La riforma Fornero sul mercato del lavoro sembra fare passi in avanti. Con un approccio che somiglia molto al positivo metodo di lavoro del Parlamento europeo, sono stati presentati in Senato pacchetti di emendamenti concordati tra i due relatori (Castro del Pdl e Treu del Pd), con conseguente ritiro di molti di quelli che erano stati finora presentati, al fine di ottenere «il massimo possibile di convergenza da parte delle forze parlamentari». Si accentua così il carattere compromissorio (in senso positivo)
della riforma, con modifiche che sembrano rispondere al bilanciamento tra esigenze dei datori di lavoro, da un lato, e tutela dei lavoratori, dall’altro, con un bilanciamento realizzato nel complesso e non materia per materia o istituto per istituto.
Proviamo a verificare questo assunto su due punti significativi, nella parte dedicata alle tipologie contrattuali, altrimenti conosciuta come intervento di riduzione della flessibilità in entrata. Nel contratto a tempo determinato, va sicuramente a favore dei datori di lavoro allungare da sei mesi a un anno la durata possibile del contratto stipulato senza indicazione dei motivi (la cosiddetta «a-causalità»). Il risultato finale, su
questa parte, mi pare evidente: la liberalizzazione del primo contratto a termine fino a un anno aumenta la convenienza da parte del datore di lavoro a continuare a far entrare e uscire i lavoratori a termine, senza vincoli di sorta. È prevista una alternativa: i contratti collettivi – anche di livello aziendale, ma stipulati dalle organizzazioni sindacali più rappresentative a livello nazionale – possono inserire una franchigia generale, per la a-causalità dei contratti a termine, pari al 6% dei lavoratori occupati nell’unità produttiva. Mi pare un sostegno all’autonomia collettiva più apparente che reale, dato che sposta sul sindacato la responsabilità della scelta, vincolandola nei modi e nei tempi. Ogni volta che si affidano competenze negoziali al sindacato in sulla precarietà si corre il rischio di una corresponsabilizzazione, che potrebbe essere letta dai lavoratori non tanto come contenimento del danno, ma come acquiescenza.
Del resto, è vero che togliere l’obbligo di motivazione significa
rimuovere una sorta di «foglia di fico», dati i margini amplissimi
esistenti sull’identificazione delle esigenze aziendali, ma ricordiamoci che solo a fronte di motivazioni si può andare dal giudice per chiedere che ne sia valutata l’infondatezza. Nel
contratto di lavoro a progetto, va a protezione dei lavoratori
l’inserimento della giusta retribuzione.

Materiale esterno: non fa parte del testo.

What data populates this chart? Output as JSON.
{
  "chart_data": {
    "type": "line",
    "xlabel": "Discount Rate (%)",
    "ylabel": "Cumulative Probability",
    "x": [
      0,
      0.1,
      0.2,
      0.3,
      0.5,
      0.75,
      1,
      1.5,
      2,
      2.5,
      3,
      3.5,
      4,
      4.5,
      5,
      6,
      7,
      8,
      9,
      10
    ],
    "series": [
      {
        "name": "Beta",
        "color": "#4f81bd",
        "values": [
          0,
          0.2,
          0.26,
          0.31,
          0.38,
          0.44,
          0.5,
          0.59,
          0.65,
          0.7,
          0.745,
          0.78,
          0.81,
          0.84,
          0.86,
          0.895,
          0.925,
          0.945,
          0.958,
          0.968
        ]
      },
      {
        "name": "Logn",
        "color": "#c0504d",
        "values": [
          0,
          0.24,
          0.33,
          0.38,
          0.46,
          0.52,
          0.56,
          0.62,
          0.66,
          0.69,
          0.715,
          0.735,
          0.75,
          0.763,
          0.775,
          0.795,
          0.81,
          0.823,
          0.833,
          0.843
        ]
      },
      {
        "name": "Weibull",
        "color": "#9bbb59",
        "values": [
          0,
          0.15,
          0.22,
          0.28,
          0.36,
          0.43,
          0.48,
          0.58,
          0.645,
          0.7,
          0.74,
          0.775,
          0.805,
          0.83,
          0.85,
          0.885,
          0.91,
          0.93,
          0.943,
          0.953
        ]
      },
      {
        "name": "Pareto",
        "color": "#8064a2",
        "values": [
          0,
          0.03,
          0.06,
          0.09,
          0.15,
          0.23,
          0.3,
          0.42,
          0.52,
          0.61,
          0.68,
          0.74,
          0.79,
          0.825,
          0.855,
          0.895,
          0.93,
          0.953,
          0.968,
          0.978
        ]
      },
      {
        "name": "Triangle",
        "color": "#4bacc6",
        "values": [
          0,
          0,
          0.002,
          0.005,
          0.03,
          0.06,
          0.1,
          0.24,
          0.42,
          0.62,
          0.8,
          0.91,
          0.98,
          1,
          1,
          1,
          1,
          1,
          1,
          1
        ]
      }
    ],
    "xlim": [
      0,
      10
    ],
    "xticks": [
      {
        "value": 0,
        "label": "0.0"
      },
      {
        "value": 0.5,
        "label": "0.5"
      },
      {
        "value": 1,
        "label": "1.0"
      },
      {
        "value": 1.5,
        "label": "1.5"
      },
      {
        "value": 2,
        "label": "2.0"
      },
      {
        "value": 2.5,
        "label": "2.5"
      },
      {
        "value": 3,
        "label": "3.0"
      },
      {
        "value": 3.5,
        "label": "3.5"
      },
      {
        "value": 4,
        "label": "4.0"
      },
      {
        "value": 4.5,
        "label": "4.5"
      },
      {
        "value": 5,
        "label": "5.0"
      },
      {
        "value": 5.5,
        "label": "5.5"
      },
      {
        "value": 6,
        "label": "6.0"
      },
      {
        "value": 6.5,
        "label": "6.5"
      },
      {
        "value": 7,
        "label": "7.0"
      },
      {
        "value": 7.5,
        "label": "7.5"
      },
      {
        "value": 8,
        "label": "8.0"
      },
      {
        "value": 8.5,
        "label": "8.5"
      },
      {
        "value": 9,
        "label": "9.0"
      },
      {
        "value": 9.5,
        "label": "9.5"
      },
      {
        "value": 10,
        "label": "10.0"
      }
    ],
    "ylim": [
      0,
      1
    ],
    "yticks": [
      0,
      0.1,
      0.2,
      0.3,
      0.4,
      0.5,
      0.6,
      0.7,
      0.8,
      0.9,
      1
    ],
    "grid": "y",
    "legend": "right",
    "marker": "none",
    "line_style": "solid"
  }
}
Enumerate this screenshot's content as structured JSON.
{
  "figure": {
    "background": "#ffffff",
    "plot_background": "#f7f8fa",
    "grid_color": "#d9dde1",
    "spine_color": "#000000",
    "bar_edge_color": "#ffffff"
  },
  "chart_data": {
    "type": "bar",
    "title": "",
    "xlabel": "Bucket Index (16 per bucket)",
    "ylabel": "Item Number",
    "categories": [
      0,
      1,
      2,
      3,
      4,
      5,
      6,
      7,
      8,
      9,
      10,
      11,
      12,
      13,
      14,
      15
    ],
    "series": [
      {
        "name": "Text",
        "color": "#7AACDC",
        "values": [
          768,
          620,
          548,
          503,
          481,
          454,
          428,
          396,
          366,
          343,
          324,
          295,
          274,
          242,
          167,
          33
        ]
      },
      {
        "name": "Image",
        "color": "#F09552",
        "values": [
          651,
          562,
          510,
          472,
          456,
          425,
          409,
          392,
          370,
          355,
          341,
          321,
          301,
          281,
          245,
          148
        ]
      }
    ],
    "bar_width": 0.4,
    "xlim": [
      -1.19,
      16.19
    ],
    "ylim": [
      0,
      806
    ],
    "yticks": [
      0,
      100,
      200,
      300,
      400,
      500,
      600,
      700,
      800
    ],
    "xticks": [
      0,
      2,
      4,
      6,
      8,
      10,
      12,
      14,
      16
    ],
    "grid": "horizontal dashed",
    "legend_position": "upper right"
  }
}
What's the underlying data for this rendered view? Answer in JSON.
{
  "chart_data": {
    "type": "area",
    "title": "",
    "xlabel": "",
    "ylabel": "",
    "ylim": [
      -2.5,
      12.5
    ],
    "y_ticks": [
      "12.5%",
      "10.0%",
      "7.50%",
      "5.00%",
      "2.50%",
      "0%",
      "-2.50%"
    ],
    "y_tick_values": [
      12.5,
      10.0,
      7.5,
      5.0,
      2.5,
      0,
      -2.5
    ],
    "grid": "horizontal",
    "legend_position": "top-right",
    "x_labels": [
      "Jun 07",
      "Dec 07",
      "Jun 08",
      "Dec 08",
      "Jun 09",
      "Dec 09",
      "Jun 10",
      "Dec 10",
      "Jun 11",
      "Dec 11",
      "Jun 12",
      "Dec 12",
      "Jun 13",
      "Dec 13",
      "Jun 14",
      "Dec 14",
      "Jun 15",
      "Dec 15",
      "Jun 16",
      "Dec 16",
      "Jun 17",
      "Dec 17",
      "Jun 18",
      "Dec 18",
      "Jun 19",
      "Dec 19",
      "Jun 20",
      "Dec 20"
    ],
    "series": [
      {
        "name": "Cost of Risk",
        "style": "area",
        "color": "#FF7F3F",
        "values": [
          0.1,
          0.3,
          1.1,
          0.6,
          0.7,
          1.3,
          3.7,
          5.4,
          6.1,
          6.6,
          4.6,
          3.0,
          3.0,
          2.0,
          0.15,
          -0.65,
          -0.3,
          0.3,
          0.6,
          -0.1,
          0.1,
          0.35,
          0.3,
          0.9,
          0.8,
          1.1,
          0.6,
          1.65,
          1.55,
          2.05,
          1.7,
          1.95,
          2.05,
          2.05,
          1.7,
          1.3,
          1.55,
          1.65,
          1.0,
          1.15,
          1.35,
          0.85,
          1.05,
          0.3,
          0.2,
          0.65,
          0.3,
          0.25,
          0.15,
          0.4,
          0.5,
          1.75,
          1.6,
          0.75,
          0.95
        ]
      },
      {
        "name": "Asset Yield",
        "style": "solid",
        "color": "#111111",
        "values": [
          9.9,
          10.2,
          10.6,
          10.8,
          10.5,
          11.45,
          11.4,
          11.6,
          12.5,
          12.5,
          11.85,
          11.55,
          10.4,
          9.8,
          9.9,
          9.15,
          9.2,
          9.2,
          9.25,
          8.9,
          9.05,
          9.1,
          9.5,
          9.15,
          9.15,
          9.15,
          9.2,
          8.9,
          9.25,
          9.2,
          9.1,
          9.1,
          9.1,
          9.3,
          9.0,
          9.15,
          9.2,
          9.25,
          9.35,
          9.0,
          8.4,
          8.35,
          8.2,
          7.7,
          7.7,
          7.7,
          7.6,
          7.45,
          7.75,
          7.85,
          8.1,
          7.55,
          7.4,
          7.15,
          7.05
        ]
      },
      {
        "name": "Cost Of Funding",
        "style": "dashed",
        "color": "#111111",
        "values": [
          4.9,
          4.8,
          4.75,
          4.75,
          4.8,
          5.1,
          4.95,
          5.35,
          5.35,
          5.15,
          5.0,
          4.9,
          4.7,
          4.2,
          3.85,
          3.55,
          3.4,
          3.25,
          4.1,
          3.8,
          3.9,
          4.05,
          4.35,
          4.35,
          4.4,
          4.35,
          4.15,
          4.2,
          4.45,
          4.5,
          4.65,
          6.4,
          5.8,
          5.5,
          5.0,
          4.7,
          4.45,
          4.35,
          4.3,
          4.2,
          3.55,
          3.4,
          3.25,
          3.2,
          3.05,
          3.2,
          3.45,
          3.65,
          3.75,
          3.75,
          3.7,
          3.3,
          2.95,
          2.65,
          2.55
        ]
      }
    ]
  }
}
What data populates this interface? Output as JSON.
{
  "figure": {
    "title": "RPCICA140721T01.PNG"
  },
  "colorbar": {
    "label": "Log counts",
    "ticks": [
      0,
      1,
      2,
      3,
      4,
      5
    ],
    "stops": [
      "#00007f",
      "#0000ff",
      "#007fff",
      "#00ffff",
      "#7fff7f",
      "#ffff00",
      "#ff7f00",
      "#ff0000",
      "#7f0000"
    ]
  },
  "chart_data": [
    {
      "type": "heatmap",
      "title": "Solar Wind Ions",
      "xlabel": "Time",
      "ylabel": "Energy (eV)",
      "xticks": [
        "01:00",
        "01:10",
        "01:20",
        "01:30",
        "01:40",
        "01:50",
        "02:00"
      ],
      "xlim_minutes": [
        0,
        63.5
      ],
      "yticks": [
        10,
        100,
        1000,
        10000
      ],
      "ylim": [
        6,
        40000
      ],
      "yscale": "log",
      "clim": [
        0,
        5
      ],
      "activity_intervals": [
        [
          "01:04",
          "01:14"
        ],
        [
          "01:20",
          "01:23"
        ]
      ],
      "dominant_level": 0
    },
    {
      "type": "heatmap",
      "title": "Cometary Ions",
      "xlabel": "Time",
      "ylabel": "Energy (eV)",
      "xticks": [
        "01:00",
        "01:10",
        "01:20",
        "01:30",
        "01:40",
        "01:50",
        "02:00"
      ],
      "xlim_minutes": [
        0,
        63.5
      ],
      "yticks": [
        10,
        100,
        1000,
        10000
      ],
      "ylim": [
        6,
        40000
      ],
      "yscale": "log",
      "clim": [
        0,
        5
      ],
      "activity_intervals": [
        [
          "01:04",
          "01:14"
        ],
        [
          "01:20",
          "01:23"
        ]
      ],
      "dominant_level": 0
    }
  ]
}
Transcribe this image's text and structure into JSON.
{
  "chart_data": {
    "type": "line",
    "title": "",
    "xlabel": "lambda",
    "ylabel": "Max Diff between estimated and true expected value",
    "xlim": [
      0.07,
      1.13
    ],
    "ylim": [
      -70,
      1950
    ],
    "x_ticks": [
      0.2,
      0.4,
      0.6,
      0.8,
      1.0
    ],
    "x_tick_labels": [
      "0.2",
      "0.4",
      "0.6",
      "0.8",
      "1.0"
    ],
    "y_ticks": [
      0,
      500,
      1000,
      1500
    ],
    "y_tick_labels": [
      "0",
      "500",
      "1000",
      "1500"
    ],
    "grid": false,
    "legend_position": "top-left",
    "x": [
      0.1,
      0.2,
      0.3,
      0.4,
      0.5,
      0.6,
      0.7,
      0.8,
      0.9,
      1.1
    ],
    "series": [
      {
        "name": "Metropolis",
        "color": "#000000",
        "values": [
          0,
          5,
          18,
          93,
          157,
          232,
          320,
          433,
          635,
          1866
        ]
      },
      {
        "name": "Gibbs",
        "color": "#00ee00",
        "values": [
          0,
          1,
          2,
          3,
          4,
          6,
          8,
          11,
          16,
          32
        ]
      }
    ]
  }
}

La modifica proposta
chiede che il compenso dei collaboratori a progetto sia adeguato
alla quantità e qualità del lavoro eseguito e non possa essere inferiore, in proporzione alla durata del contratto, a un importo annuo stabilito periodicamente con decreto del ministro del lavoro, sentite le parti sociali. I parametri di riferimento sono: da un lato, gli emolumenti per prestazioni analoghe nel lavoro
autonomo e, dall’altro, le retribuzioni dei contratti collettivi per i lavoratori subordinati.
Il principio è sacrosanto. La formulazione lascia a desiderare e
potrebbe essere forse ulteriormente integrata. Sarebbe, in particolare, opportuno evitare di troncare il riferimento alla proporzionalità con la quantità e qualità del lavoro, dato che
nella Costituzione si aggiunge il secondo e inscindibile vincolo della sufficienza, per garantire al lavoratore un’esistenza libera e dignitosa. Perché non richiamare anche, se non indirettamente, la sufficienza? E perché utilizzare la via del decreto, che per di più prende i suoi riferimenti un po’ dal lavoro autonomo e un po’ dal lavoro subordinato? Una decina d’anni fa, quando l’allora Pds ha presentato la sua proposta di Carta dei diritti delle lavoratrici e dei lavoratori, era previsto il diritto all’equo compenso e cioè a un compenso proporzionato alla quantità e qualità del lavoro svolto e sufficiente per un’esistenza libera e dignitosa secondo quanto stabilito negli accordi collettivi applicabili o comunque in uso per prestazioni analoghe e comparabili.
Non è detto che questa sia la formulazione ideale, ma sicuramente
sarebbe più rispettosa dell’autonomia collettiva.